27 Kasım 2006 Pazartesi

Her Daim NY

Dun dedik, soyle NY'u bastan basa kuzeyden guneye, dogudan batiya trenle bir dolanalim. Bizim evden guneye dogru vurunca ilk durak Yankee Stadyum sonrasinda Grand Central, Rockefeller Center, karsisindaki kilise, Empire State binasi, sonra asagi Manhattan bolgesine inince muhtesem Brooklyn koprusu, Wall Street, Tin Church, Hudson Nehrine bakan mansiyonlar derken gezmedigimiz yer kalmadi. Gezmek diyorsam yaniltici olmasin. NY sehrini simgeleyen yerlerin minyaturlerini yapmislar ve birbirleri arasi yolculugu da gene minyatur trenlerle baglamislar.


Bu gosterinin yapildigi yer NY Botanik Bahcesi. Dikdortgen bir alan dusunun genisce, giristen NY-Tren gosterisinin yapildigi alana kadar yuzlerce tropikal bitkinin arasindan geciyorsunuz. O kadar ic acici, yemyesil ki disardaki dogaya nisbet, uzunca bir sure bu bitkilerin arasindan yurudukten sonra tren gosterisinin oldugu alana geliyorsunuz. Baslangicta bir hayal kirikligi hissediyor insan, cunku tepemizde "bu kadarcik mi?" diye dolasan sadece uc-bes tren var. Yanimdaki Amerikali soyulduk diyor 18$'lik bilet parasini kastederek. Derken asil salona giriyoruz ve gercek menekselerin, bitkilerin, ciceklerin, yesilliklerin, isiklarin, suslerin arasinda NY'un muhtesem gokdelenlerini, binalarini, koprulerini ve aralarinda da dolasan trenleri goruyorsunuz. Ozellikle cocuklar icin muthis eglendirici.

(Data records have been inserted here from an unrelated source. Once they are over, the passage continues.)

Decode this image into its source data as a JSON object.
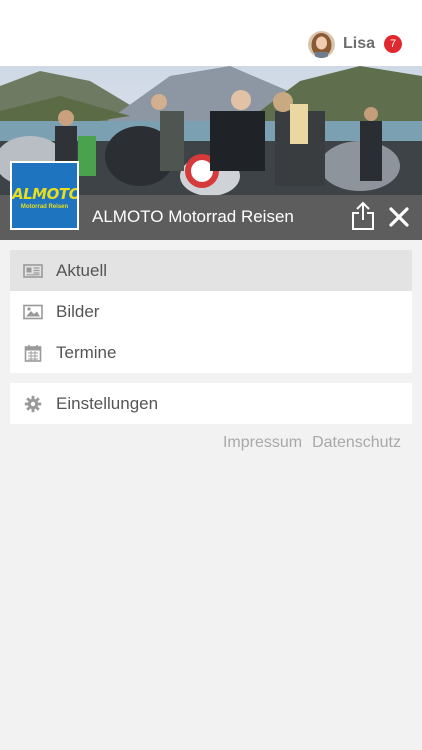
{
  "header": {
    "user_name": "Lisa",
    "notification_count": "7"
  },
  "hero": {
    "title": "ALMOTO Motorrad Reisen",
    "logo_text": "ALMOTO",
    "logo_subtext": "Motorrad Reisen"
  },
  "menu": {
    "items": [
      {
        "label": "Aktuell",
        "icon": "newspaper-icon",
        "active": true
      },
      {
        "label": "Bilder",
        "icon": "image-icon",
        "active": false
      },
      {
        "label": "Termine",
        "icon": "calendar-icon",
        "active": false
      }
    ],
    "settings": {
      "label": "Einstellungen",
      "icon": "gear-icon"
    }
  },
  "footer_links": {
    "impressum": "Impressum",
    "datenschutz": "Datenschutz"
  },
  "colors": {
    "badge": "#e0282f",
    "logo_bg": "#1f74c0",
    "logo_text": "#e8de1e",
    "active_item_bg": "#e3e3e3"
  }
}
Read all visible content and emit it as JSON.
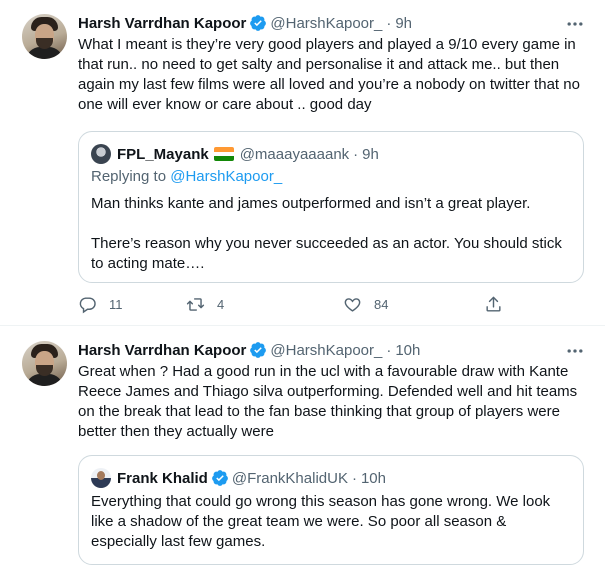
{
  "tweets": [
    {
      "author": {
        "name": "Harsh Varrdhan Kapoor",
        "handle": "@HarshKapoor_",
        "verified": true
      },
      "time": "9h",
      "text_lines": [
        "What I meant is they’re very good players and played a 9/10 every game in",
        "that run.. no need to get salty and personalise it and attack me.. but then",
        "again my last few films were all loved and you’re a nobody on twitter that no",
        "one will ever know or care about .. good day"
      ],
      "quote": {
        "author": {
          "name": "FPL_Mayank",
          "handle": "@maaayaaaank",
          "flag": "india-flag"
        },
        "time": "9h",
        "replying_to": {
          "prefix": "Replying to",
          "mention": "@HarshKapoor_"
        },
        "paragraphs": [
          [
            "Man thinks kante and james outperformed and isn’t a great player."
          ],
          [
            "There’s reason why you never succeeded as an actor. You should stick",
            "to acting mate…."
          ]
        ]
      },
      "actions": {
        "replies": "11",
        "retweets": "4",
        "likes": "84"
      }
    },
    {
      "author": {
        "name": "Harsh Varrdhan Kapoor",
        "handle": "@HarshKapoor_",
        "verified": true
      },
      "time": "10h",
      "text_lines": [
        "Great when ? Had a good run in the ucl with a favourable draw with Kante",
        "Reece James and Thiago silva outperforming. Defended well and hit teams",
        "on the break that lead to the fan base thinking that group of players were",
        "better then they actually were"
      ],
      "quote": {
        "author": {
          "name": "Frank Khalid",
          "handle": "@FrankKhalidUK",
          "verified": true
        },
        "time": "10h",
        "lines": [
          "Everything that could go wrong this season has gone wrong. We look",
          "like a shadow of the great team we were. So poor all season &",
          "especially last few games."
        ]
      }
    }
  ],
  "separator": "·",
  "colors": {
    "text": "#0f1419",
    "secondary": "#536471",
    "accent": "#1d9bf0",
    "border": "#cfd9de",
    "verified": "#1d9bf0"
  },
  "icons": [
    "verified-badge-icon",
    "more-icon",
    "reply-icon",
    "retweet-icon",
    "like-icon",
    "share-icon",
    "india-flag"
  ]
}
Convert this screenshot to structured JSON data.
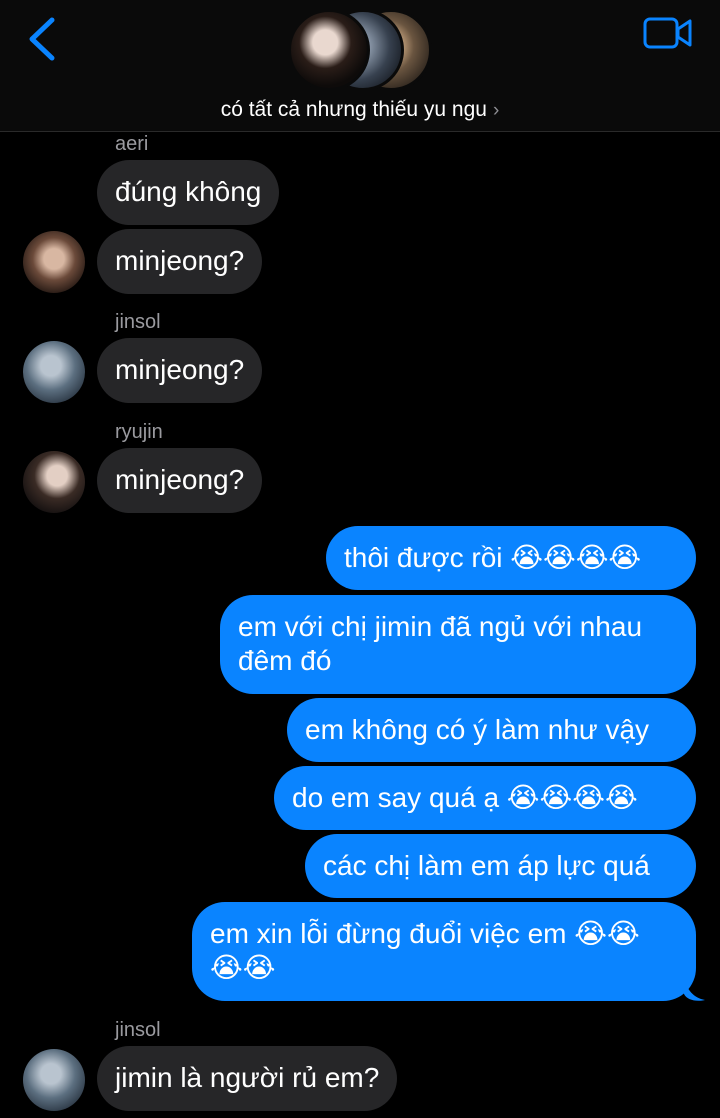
{
  "header": {
    "group_name": "có tất cả nhưng thiếu yu ngu",
    "chevron": "›",
    "back_icon": "chevron-left-icon",
    "video_icon": "video-camera-icon",
    "accent_color": "#0a84ff"
  },
  "messages": [
    {
      "sender": "aeri",
      "text": "đúng không"
    },
    {
      "text": "minjeong?"
    },
    {
      "sender": "jinsol",
      "text": "minjeong?"
    },
    {
      "sender": "ryujin",
      "text": "minjeong?"
    },
    {
      "text": "thôi được rồi 😭😭😭😭"
    },
    {
      "line1": "em với chị jimin đã ngủ với nhau",
      "line2": "đêm đó"
    },
    {
      "text": "em không có ý làm như vậy"
    },
    {
      "text": "do em say quá ạ 😭😭😭😭"
    },
    {
      "text": "các chị làm em áp lực quá"
    },
    {
      "line1": "em xin lỗi đừng đuổi việc em 😭😭",
      "line2": "😭😭"
    },
    {
      "sender": "jinsol",
      "text": "jimin là người rủ em?"
    }
  ],
  "colors": {
    "incoming_bubble": "#262628",
    "outgoing_bubble": "#0a84ff",
    "background": "#000000"
  }
}
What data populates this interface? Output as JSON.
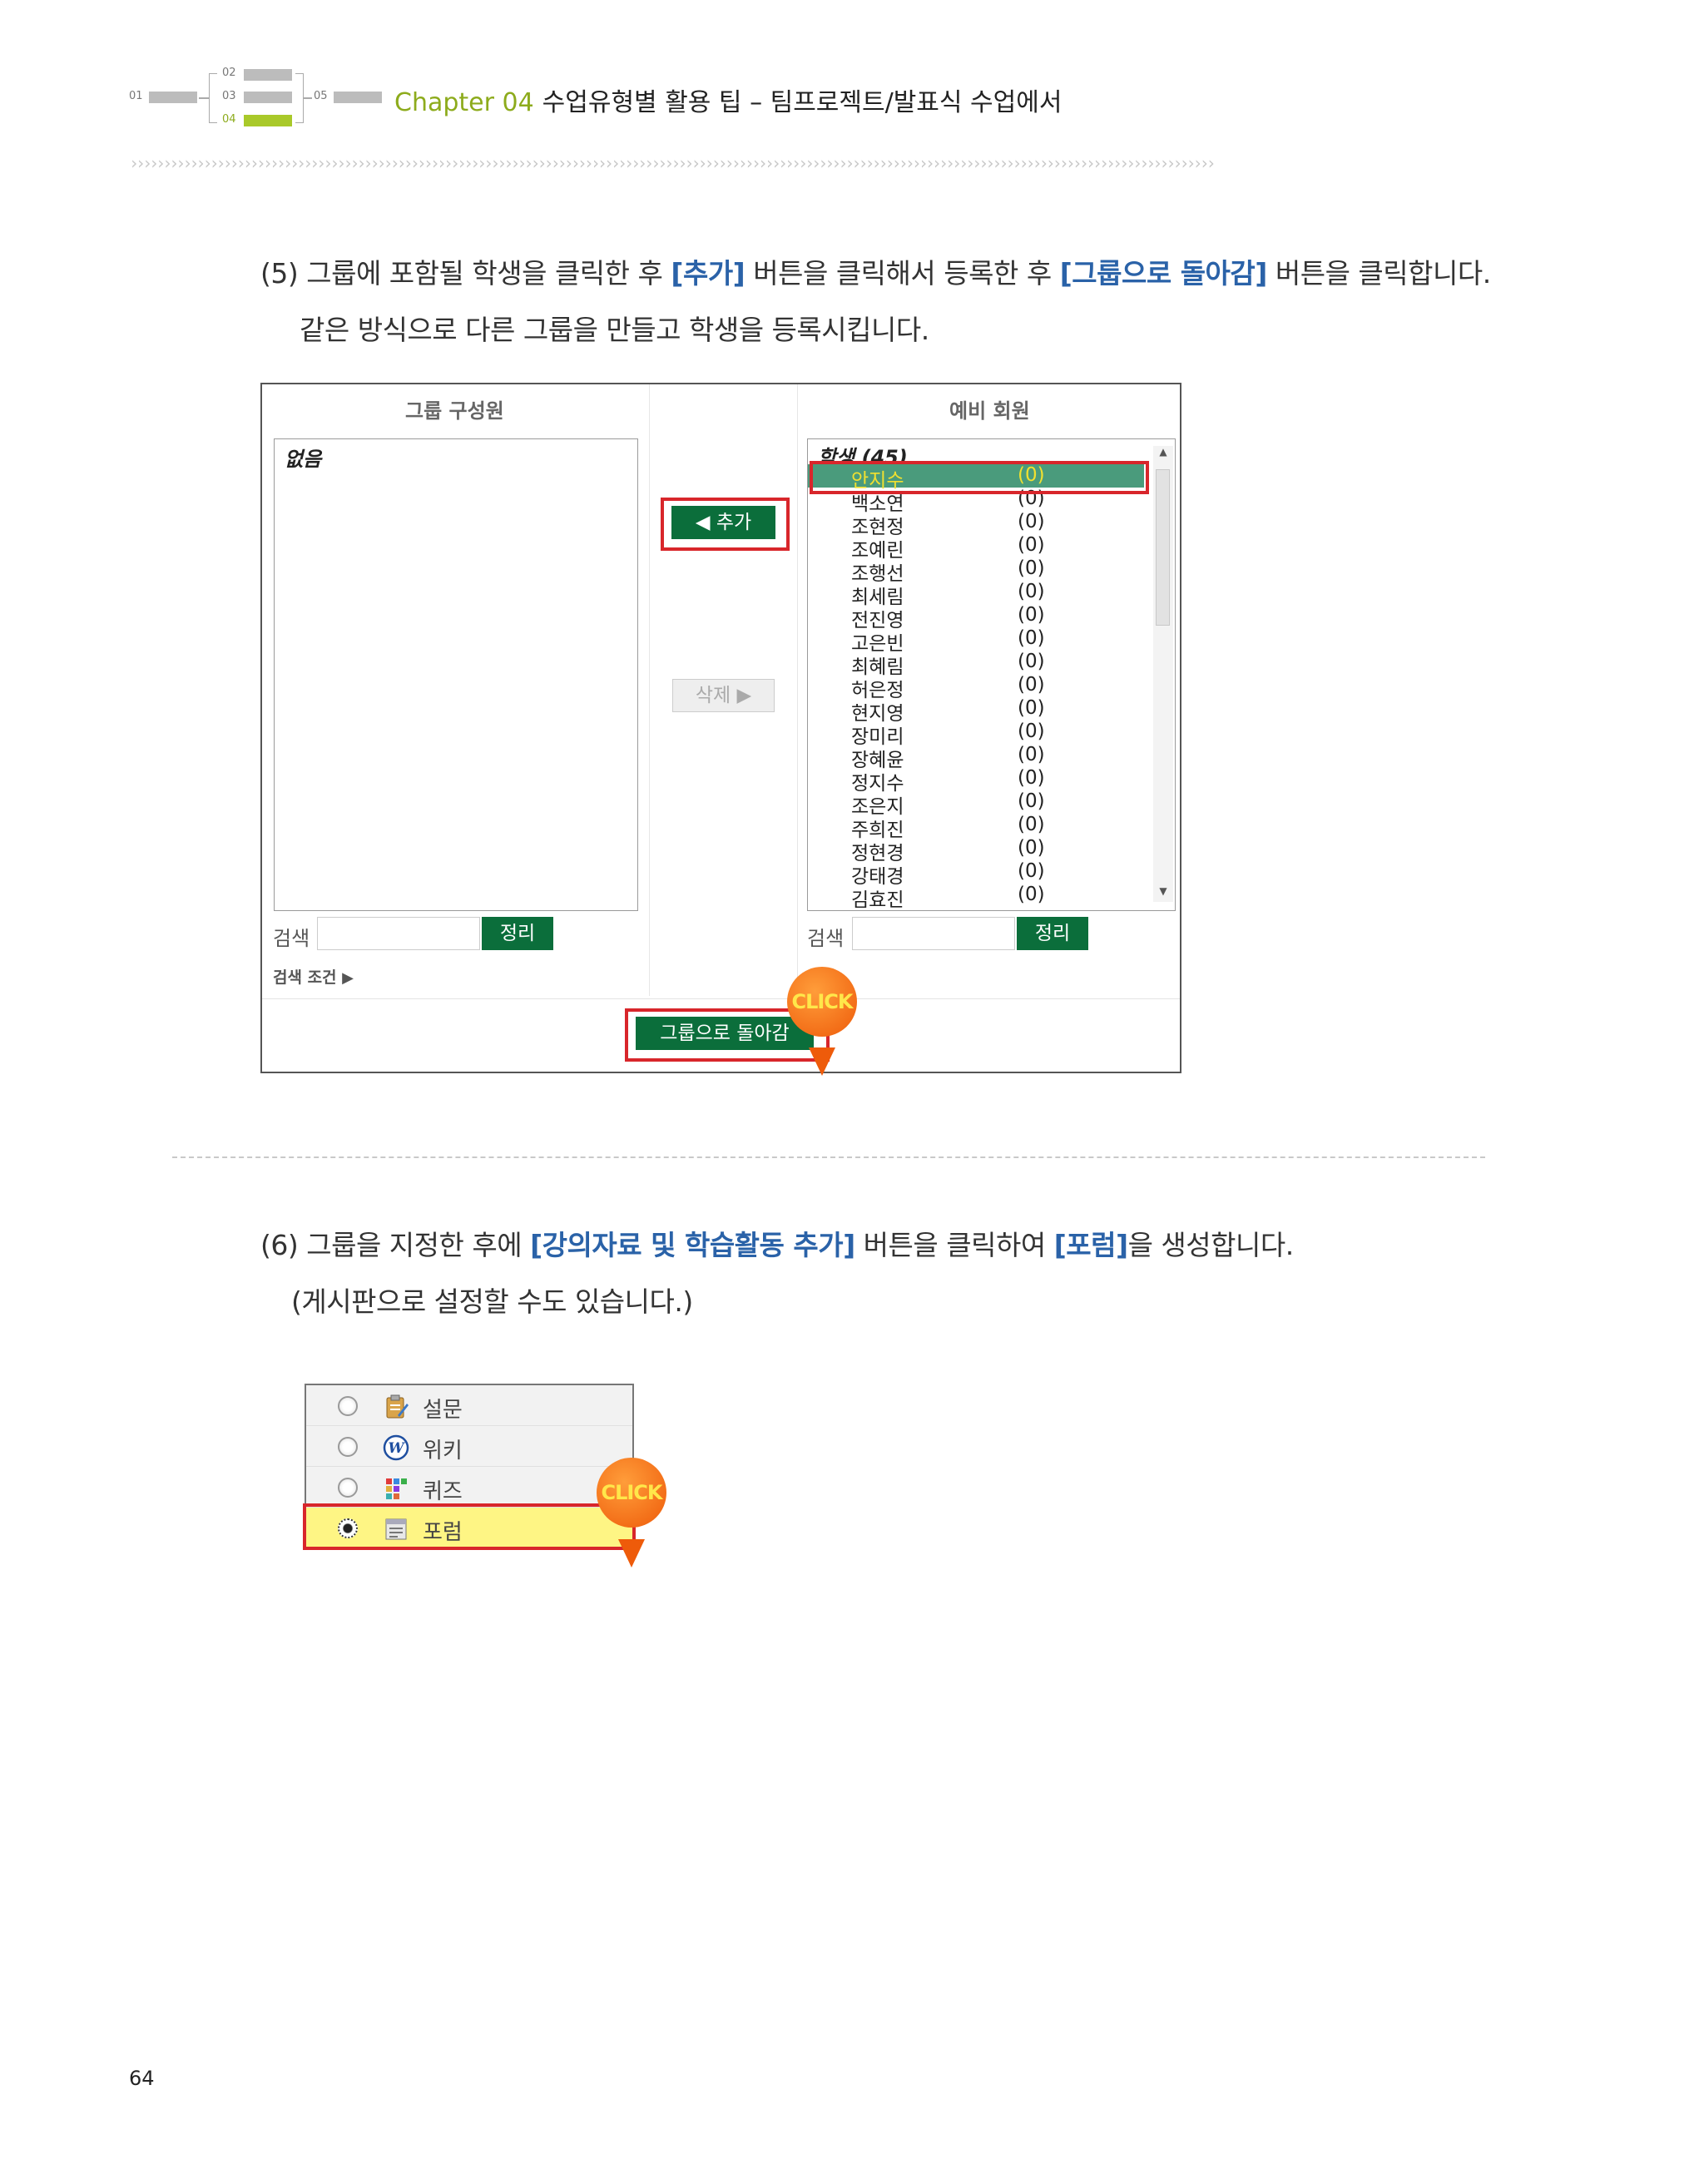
{
  "header": {
    "nav_steps": [
      "01",
      "02",
      "03",
      "04",
      "05"
    ],
    "active_step": "04",
    "chapter_label": "Chapter 04",
    "chapter_title": "수업유형별 활용 팁 – 팀프로젝트/발표식 수업에서",
    "dots": "››››››››››››››››››››››››››››››››››››››››››››››››››››››››››››››››››››››››››››››››››››››››››››››››››››››››››››››››››››››››››››››››››››››››››››››››››››››››››››››››››"
  },
  "step5": {
    "prefix": "(5) 그룹에 포함될 학생을 클릭한 후 ",
    "hl1": "[추가]",
    "mid": " 버튼을 클릭해서 등록한 후 ",
    "hl2": "[그룹으로 돌아감]",
    "suffix": " 버튼을 클릭합니다.",
    "line2": "같은 방식으로 다른 그룹을 만들고 학생을 등록시킵니다."
  },
  "screen1": {
    "left_title": "그룹 구성원",
    "right_title": "예비 회원",
    "left_empty": "없음",
    "group_label": "학생 (45)",
    "add_button": "◀ 추가",
    "delete_button": "삭제 ▶",
    "search_label": "검색",
    "sort_button": "정리",
    "search_condition": "검색 조건",
    "back_button": "그룹으로 돌아감",
    "click_label": "CLICK",
    "members": [
      {
        "name": "안지수",
        "count": "(0)"
      },
      {
        "name": "백소연",
        "count": "(0)"
      },
      {
        "name": "조현정",
        "count": "(0)"
      },
      {
        "name": "조예린",
        "count": "(0)"
      },
      {
        "name": "조행선",
        "count": "(0)"
      },
      {
        "name": "최세림",
        "count": "(0)"
      },
      {
        "name": "전진영",
        "count": "(0)"
      },
      {
        "name": "고은빈",
        "count": "(0)"
      },
      {
        "name": "최혜림",
        "count": "(0)"
      },
      {
        "name": "허은정",
        "count": "(0)"
      },
      {
        "name": "현지영",
        "count": "(0)"
      },
      {
        "name": "장미리",
        "count": "(0)"
      },
      {
        "name": "장혜윤",
        "count": "(0)"
      },
      {
        "name": "정지수",
        "count": "(0)"
      },
      {
        "name": "조은지",
        "count": "(0)"
      },
      {
        "name": "주희진",
        "count": "(0)"
      },
      {
        "name": "정현경",
        "count": "(0)"
      },
      {
        "name": "강태경",
        "count": "(0)"
      },
      {
        "name": "김효진",
        "count": "(0)"
      }
    ]
  },
  "step6": {
    "prefix": "(6) 그룹을 지정한 후에 ",
    "hl1": "[강의자료 및 학습활동 추가]",
    "mid": " 버튼을 클릭하여 ",
    "hl2": "[포럼]",
    "suffix": "을 생성합니다.",
    "line2": "(게시판으로 설정할 수도 있습니다.)"
  },
  "screen2": {
    "options": [
      "설문",
      "위키",
      "퀴즈",
      "포럼"
    ],
    "selected": "포럼",
    "click_label": "CLICK"
  },
  "page_number": "64",
  "colors": {
    "accent_green": "#a9c92a",
    "highlight_blue": "#2a62a8",
    "button_green": "#0b6e3b",
    "callout_red": "#d8262b",
    "click_orange": "#ee5b0a"
  }
}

Yaklasik 2 saatlik bir turdan sonra biraz da disarda dolasalim dedik. Botanik bahcesine bir gezi treni koymuslar (bu defaki gercek) ve hava kararmaya yakin da olsa biz disarisini dolasabildik. Bu tur yaklasik yarim saat suruyor. Turu yapan sofor bahcenin her noktasi icin ayri ayri bilgi veriyor. Bir hafta sonu icin zaman ayirmaya deger bir gosteri. Fotograflar Picasa'da.